Not a whole lot going on as far as your body goes this week; however your hormones have most likely entirely stabilized. What does that mean? Pretty much every woman has said bye, bye to the hormone induced pregnancy symptoms such as morning sickness by this point.
One more issue you normally wouldn’t think about before getting pregnant, getting out of bed, and how hard it can be. This difficulty rising has nothing to do with being tired and more to do with that ever growing belly! So, here it is how to get out of bed while pregnant.
Move on to your side if you weren’t already in that position, tilt your feet off the side of the bed and let your self slide until you reach the floor then simply use your arms to push yourself to a standing position.
This technique is particularly helpful if you are experiencing extreme lower back pain. For some reason the pain seems most extreme when trying to come from a laying position to standing.
Test to Expect this week:
Most doctors will give the Glucose Tolerance Test around or during week twenty-one if it was not given earlier, due to high risk for gestation diabetes (You’ll see those risks below). It is fairly simple. You will be warned beforehand that the test will be given and told to fast for at least twelve to thirteen hours. It is important that you do this. Some women believe that they can just eat an early dinner sleep for eight hours and call it good. This likely will result in a false negative and you will have to do a more involved test. After fasting you’ll go to an appointment and drink a small glucose substance or doctor may give you this drink to take home, with instructions to take it thirty to forty minutes before arriving for the test. Be warned, this does not taste good. After about thirty to forty minutes if you took it at your appointment your blood will be drawn and sent out for testing. If you are properly processing sugars you pass, no gestational diabetes, no second test, you’re done. If you do not pass you will be given a second test. Again, you fast for twelve hours and go to your appointment, your blood will be drawn upon arrival to test your starting point and then you will be asked to drink the glucose drink from before. Your blood will be drawn every hour for four hours to monitor your blood glucose levels. If you pass this test, you again are done, however a failure here would indicate Gestational Diabetes.

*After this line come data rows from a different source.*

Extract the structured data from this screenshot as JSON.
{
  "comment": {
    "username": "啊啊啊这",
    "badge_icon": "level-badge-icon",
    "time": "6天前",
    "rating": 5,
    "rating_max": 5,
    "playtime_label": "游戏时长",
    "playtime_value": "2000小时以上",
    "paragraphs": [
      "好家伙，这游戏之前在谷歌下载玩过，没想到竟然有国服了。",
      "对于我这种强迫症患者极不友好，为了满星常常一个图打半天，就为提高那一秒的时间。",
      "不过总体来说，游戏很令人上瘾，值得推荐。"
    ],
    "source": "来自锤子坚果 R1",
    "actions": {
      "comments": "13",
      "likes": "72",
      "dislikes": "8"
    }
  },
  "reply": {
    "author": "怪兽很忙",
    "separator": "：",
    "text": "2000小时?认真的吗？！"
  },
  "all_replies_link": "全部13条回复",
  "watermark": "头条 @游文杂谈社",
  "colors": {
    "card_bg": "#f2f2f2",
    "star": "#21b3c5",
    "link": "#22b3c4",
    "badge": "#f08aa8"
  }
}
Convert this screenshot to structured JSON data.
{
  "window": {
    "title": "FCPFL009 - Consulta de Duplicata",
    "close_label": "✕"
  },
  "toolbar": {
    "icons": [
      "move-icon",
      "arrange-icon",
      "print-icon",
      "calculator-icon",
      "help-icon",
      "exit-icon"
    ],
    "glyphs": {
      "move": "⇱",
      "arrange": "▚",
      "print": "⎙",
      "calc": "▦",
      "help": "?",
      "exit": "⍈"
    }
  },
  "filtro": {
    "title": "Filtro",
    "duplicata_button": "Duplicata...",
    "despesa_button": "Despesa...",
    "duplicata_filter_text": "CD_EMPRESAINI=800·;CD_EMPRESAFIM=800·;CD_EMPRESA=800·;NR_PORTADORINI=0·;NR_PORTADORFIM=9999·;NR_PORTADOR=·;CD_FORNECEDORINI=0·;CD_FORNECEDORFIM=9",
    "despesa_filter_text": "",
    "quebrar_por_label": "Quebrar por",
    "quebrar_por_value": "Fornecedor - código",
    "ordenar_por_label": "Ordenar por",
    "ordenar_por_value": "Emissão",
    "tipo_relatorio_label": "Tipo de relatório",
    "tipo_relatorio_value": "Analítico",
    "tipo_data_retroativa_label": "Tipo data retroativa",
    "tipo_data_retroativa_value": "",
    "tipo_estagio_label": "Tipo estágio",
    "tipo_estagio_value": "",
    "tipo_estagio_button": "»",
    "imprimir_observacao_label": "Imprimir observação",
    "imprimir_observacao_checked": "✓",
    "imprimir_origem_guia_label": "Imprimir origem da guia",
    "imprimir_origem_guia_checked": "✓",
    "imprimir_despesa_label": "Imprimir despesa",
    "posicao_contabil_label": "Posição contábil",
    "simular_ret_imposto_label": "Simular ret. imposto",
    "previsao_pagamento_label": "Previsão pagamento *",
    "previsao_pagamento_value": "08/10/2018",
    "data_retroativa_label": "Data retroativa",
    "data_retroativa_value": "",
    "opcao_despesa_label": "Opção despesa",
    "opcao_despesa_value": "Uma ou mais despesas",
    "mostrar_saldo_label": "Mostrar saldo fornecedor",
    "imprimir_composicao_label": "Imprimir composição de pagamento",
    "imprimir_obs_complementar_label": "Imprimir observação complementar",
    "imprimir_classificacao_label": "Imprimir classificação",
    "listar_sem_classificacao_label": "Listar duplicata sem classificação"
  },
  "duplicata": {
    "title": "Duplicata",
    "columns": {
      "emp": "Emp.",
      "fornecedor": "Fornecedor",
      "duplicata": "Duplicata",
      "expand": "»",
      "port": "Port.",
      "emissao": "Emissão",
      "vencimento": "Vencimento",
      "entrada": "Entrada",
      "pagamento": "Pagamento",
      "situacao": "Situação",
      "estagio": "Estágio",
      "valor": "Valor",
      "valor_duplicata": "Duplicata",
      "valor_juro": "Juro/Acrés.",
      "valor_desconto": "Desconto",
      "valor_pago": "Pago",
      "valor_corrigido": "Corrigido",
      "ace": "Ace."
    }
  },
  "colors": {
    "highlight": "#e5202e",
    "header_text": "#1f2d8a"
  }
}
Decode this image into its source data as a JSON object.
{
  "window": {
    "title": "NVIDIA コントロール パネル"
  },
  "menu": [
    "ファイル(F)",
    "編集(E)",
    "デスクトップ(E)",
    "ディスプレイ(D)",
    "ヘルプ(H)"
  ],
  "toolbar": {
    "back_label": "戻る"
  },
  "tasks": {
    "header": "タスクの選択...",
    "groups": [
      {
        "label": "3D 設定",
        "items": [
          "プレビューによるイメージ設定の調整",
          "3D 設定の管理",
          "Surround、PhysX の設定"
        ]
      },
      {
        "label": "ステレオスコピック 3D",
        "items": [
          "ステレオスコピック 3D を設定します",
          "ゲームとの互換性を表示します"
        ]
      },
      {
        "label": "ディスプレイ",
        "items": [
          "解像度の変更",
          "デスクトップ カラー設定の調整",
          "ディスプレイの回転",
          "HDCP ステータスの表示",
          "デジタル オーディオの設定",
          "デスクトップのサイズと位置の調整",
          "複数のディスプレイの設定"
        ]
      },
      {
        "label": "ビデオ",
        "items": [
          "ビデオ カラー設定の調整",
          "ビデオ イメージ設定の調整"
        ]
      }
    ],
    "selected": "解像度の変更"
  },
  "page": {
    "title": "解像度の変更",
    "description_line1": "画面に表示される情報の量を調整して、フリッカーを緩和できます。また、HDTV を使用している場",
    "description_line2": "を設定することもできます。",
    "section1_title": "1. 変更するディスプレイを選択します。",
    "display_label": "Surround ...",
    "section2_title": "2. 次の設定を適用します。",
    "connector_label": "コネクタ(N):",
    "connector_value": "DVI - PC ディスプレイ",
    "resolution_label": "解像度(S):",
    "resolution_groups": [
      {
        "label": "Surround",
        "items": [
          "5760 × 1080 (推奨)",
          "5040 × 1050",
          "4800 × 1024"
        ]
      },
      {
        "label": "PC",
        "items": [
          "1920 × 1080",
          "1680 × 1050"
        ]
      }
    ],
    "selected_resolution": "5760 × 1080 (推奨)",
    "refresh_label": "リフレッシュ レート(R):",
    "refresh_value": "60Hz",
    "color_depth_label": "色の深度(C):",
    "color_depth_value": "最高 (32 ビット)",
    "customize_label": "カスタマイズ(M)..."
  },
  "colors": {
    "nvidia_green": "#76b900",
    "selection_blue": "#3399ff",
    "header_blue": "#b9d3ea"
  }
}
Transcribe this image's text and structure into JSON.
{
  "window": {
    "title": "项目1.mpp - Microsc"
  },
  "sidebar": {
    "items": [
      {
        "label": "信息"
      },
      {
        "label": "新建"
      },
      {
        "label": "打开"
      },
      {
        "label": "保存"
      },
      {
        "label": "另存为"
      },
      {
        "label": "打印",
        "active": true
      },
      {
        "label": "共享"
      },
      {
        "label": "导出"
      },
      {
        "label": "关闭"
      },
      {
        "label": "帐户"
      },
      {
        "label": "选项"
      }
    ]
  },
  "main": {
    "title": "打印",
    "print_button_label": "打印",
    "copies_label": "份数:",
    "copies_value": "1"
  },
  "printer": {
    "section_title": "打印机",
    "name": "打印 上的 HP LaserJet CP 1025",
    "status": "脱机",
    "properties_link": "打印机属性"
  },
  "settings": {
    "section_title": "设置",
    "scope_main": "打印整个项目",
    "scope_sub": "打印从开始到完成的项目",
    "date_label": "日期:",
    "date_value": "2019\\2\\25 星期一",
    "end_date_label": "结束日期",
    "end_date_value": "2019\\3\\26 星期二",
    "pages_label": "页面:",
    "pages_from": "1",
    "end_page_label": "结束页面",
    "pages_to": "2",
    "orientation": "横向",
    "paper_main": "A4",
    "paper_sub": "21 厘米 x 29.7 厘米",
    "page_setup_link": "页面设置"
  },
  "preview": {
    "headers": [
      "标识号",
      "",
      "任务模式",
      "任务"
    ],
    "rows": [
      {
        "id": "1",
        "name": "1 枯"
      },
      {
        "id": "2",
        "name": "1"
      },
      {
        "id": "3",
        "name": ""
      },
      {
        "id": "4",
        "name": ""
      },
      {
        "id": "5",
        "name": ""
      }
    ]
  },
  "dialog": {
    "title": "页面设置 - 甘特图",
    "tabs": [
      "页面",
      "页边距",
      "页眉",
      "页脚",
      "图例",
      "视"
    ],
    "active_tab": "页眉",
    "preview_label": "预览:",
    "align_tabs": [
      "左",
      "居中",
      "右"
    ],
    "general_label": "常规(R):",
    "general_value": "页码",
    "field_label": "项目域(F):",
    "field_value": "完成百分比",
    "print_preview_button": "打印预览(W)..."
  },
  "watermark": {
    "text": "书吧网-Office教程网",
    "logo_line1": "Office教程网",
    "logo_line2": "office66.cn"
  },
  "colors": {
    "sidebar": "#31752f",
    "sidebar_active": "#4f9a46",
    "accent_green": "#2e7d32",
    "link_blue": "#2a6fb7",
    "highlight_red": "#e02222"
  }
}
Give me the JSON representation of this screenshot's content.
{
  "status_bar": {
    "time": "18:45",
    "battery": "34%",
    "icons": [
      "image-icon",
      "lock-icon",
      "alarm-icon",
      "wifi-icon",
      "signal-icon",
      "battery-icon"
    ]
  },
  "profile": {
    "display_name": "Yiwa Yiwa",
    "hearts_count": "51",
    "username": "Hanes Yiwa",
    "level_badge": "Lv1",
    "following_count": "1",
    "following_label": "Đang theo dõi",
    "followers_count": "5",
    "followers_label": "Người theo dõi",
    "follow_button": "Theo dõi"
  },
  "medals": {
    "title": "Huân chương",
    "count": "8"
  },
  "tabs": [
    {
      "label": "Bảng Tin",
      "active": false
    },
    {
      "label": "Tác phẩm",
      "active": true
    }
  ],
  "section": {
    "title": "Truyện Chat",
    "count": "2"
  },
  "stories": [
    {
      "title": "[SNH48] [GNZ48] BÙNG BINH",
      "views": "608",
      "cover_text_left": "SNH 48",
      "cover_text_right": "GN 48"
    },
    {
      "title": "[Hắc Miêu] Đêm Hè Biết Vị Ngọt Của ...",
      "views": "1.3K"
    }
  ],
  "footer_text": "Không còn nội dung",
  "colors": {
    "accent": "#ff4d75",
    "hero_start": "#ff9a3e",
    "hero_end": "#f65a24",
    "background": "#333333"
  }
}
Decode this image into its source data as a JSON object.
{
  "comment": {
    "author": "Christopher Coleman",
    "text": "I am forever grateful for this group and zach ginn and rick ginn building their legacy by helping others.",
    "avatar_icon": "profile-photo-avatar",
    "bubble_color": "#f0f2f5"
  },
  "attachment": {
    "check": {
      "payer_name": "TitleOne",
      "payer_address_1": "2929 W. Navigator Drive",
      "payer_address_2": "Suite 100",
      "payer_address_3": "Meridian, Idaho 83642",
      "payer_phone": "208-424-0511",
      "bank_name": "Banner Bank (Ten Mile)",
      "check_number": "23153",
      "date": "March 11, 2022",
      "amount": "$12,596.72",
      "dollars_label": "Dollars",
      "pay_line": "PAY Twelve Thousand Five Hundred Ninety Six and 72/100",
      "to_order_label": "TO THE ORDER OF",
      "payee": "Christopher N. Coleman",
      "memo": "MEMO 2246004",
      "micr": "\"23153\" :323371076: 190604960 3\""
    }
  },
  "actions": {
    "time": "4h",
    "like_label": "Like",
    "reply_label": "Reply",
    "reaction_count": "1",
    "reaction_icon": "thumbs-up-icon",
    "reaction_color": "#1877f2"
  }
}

What is Gestational Diabetes and what are its risks?
Gestational diabetes occurs in two to seven percent of women. It is a type of diabetes that develops during pregnancy. It does usually go away after your baby is born. Gestational diabetes causes glucose to stay in the body rather than being properly processed. Glucose is a type of sugar derived during digestion which enters the bloodstream with the help of insulin. Insulin however has a more difficult job to do while pregnant because of certain hormones, and if your pancreas is unable to pump out the increased amount needed to deal with all that extra glucose (about 3 times the normal), the result is gestational diabetes.
The risks of gestational Diabetes include:
There isn’t really anything you can do to prevent Gestational Diabetes other than maintain a healthy diet. There are a few predetermined risk factors that you can do nothing to change, those are: being overweight prior to being pregnant, a family history of diabetes, being of an "at risk" ethnicity (African American, American
Indian or Asian), previously having had gestational diabetes, previously having an over 9 pound baby, or a still birth, and/or having too much amniotic fluid (polyhydramnios).
Gestational diabetes is generally treated through a change in diet and exercise, but can also be medicated with a daily pill called Glyburide, or insulin shots. Home glucose monitoring and additional tests to keep an eye on your baby will also be necessary.